Окского посылали, как говорят газетчики, «на позитивный материал». С неделю назад состоялось областное совещание по животноводству, и Окский должен был показать па примере нескольких колхозов, к каким благодетельным результатам привели решения, принятые на совещании. Ни редактору, посылавшему Окского, ни самому Окскому и в голову не приходило, что еще рано ждать каких бы то ни было результатов, что и наимудрейшие решения простым фактом своего принятия не могут создать ни одного лишнего литра молока, ни одного лишнего килограмма шерсти, — для этого нужно время и труд. Но Окского, матерого газетчика, все это нисколько не тревожило. Он должен привезти материал, и он его привезет. Для того ему предоставлен «газик», казенный бензин, пишущая машинка, суточные и квартирные. Впрочем, мне-то уж не стоило жаловаться: до границы Суджанского района я обеспечен удобным и даровым транспортом.

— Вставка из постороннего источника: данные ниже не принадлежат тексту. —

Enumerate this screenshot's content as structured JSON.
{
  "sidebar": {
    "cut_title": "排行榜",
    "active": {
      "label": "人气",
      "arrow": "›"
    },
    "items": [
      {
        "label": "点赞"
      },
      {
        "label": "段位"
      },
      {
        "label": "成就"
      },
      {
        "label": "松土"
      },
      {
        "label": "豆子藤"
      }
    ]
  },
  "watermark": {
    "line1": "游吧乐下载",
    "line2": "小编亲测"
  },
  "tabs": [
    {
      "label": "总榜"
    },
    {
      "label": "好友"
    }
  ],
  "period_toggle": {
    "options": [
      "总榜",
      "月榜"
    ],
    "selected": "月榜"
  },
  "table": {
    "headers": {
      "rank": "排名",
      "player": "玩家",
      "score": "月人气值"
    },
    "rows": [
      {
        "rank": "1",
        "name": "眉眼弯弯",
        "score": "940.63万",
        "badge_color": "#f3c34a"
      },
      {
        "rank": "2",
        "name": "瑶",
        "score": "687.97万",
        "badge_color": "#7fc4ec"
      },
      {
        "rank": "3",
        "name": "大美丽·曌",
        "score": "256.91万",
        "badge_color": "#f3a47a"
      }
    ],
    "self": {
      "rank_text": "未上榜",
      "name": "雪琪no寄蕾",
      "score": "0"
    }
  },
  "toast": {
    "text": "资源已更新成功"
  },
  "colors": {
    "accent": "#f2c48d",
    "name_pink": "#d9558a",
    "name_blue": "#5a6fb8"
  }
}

Первый привал мы сделали неподалеку от Суджи, в большом селе К., которое значилось в списке Окского. Председатель здешнего колхоза несколько лет после войны директорствовал на небольшом сахарном заводике; перевыполнял план, получал премиальные — словом, жил тихо и спокойно. И вдруг пожелал стать председателем соседнего с заводом большого отстающего колхоза. Месяца три назад колхозное собрание с недоверчивым любопытством избрало его на эту должность.

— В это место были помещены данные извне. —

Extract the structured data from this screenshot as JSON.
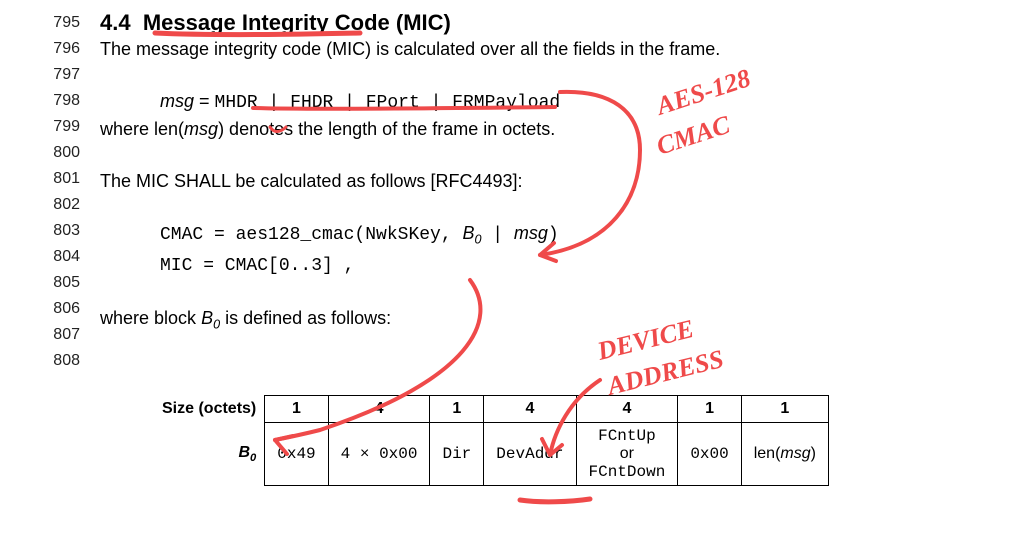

Мы застали председателя на дому, он только что отобедал. Рослая моложавая женщина с сильной проседью в волосах убирала со стола. Сам председатель был человек пожилой и невидный: узкой кости, малого росточку, но его обыденное, подсушенное солнцем, обдутое ветром лицо невольно привлекало внимание хорошим и непростым выражением доброты, проницательности и упорства. Разговор вопреки ожиданиям Окского не заладился сразу. Маленький человек оказался крепким орешком, который не удалось раскусить старому газетному щелкунчику.
Председатель с хмурым видом выслушал Окского, затянулся крепкой махоркой, выпустил дым из носа, рта, чуть не из ушей, — дым взлетел к потолку и повис там плотным, густым облаком, — и сказал:
— Пишите. По первому пункту: обеспечение теплой зимовки овец. Обеспечили. Мной собственнолично украдено в районном лесничестве и вывезено на колхозный баз до сорока стволов, что гарантирует нам строительство овчарни на все наличное поголовье.
— Как это украдено? — спросил Окский.
— Да так, как все крадут лес: ночью, с фонарем. На трехтонке вывозили.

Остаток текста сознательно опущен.